Enzyme-Free Immunoassay Using Silver Nanoparticles for Detection of Gliadin at Ultralow Concentrations

MERCADAL, PABLO. A.; FRAIRE, JUAN C.; MOTRICH, RUBEN D.; CORONADO, EDUARDO A.

ACS Omega

ACS Publications

Lugar: Washington; Año: 2018 vol. 3 p. 2340 - 2350

2470-1343

Determination of biomarkers in clinical or food samples is of crucial importance for monitoring, prevention and care of public health. The standard procedure used for that purpose is the enzyme ?linked immunosorbent assay (ELISA), which make use of the specific antibody-antigen bio-recognition and the catalytic effect of the enzymes. One of the main shortcoming of this technique is the use of enzymes that often present low chemical and thermal stability compared to other chemicals. Another drawbacks include non-specific binding process that could lead to false positives, the use of relative large amounts of sample, and the number and time consuming steps involved.Recently an enzyme free and ultrasensitive analytical method for antigen detection denoted as Intensity Depletion Immunolinked Assay (IDILA) has been proposed by our laboratory. The assay is based on the inhibition to form Ag nanospheres dimers linked by a specific antibody in the presence of the corresponding antigen.

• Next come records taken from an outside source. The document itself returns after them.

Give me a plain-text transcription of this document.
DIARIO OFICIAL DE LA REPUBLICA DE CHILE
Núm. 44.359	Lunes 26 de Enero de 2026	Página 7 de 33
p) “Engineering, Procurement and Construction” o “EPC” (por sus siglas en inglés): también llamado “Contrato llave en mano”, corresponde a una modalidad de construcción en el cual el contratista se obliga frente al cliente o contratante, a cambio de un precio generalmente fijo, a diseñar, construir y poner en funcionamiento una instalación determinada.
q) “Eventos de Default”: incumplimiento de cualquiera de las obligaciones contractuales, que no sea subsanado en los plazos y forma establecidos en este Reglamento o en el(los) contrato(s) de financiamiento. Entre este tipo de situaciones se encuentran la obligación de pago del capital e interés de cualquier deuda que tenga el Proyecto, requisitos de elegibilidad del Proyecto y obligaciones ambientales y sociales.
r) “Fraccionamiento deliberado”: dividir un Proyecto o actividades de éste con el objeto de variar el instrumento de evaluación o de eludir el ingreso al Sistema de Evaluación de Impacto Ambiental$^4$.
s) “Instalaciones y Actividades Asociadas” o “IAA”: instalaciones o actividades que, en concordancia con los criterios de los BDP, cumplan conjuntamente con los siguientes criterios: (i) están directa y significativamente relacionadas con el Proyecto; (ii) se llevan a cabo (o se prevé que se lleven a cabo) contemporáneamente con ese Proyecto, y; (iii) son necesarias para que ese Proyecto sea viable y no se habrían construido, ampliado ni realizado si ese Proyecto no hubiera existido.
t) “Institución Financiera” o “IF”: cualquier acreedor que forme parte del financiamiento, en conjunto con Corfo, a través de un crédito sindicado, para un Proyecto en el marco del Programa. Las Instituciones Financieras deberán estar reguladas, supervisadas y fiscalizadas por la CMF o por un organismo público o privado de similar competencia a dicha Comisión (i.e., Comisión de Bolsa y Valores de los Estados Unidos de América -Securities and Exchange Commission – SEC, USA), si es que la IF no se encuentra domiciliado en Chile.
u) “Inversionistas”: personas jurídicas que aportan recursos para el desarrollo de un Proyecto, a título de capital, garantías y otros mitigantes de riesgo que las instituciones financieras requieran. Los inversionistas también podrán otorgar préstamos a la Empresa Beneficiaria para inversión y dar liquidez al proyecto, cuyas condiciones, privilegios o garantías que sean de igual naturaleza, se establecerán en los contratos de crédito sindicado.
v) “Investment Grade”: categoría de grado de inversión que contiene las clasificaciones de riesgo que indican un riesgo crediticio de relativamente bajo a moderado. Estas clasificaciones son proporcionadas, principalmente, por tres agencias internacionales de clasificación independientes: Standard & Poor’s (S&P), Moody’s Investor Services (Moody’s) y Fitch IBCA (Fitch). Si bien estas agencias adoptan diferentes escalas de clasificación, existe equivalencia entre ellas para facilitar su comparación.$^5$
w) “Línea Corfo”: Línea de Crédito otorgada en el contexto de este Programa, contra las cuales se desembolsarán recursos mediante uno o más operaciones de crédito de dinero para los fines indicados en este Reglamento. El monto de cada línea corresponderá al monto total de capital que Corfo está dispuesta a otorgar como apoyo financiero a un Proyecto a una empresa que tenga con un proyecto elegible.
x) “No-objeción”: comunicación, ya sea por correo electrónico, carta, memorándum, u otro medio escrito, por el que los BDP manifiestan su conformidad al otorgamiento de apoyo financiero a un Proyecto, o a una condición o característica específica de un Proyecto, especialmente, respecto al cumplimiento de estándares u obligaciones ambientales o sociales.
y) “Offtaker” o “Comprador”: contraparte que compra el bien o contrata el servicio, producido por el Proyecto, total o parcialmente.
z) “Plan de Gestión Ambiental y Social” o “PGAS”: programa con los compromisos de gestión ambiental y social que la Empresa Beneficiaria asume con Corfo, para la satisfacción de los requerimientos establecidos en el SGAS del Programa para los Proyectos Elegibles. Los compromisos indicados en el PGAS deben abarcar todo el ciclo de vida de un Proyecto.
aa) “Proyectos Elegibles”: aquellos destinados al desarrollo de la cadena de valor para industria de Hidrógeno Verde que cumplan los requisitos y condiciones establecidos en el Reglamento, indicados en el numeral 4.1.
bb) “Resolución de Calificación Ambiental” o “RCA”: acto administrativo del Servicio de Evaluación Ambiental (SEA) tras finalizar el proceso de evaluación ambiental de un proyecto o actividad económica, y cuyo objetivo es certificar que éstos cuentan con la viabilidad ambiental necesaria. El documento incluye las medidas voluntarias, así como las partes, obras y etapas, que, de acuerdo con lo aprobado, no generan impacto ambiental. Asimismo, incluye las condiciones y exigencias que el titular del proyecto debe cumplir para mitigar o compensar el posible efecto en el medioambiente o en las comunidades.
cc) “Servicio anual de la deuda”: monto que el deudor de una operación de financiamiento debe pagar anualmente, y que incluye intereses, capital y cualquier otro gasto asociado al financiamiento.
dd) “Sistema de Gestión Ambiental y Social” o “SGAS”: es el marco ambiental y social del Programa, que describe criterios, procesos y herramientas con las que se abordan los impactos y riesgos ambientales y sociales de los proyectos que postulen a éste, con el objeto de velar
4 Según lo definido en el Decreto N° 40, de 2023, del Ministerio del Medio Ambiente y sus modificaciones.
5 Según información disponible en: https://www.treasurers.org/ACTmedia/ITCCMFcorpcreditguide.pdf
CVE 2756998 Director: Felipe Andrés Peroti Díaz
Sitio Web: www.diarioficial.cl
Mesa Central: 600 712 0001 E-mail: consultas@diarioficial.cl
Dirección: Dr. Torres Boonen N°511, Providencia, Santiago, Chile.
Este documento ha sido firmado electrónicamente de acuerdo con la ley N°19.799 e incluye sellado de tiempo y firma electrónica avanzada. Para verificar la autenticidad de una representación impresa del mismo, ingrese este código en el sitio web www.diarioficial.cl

In this work we go an step further, demonstrating how using silver nanoparticles (Ag NPs) of different diameters (58 and 78 nm) the performance of this method could be improved. The experiments are performed for detecting gliadin, an antigen of upmost importance in the celiac disease and the results are compared with ELISA, the standard technique homologated by the food codex alimentarius. It is found that the IDILA assay could be around 1000 or 10,000 times more sensitive than ELISA, having also lower limits of detection, depending on the conditions explored (fraction of dimers and Ag NPs diameter). Using the appropriate conditions, the IDILA assay is shown to be able to detect femtomolar concentrations of the antigen, besides of being robust reliable, cheap, rapid (around 2 hours) and of easy implementation using the standard equipment and biomolecular reagents used for the ELISA assay.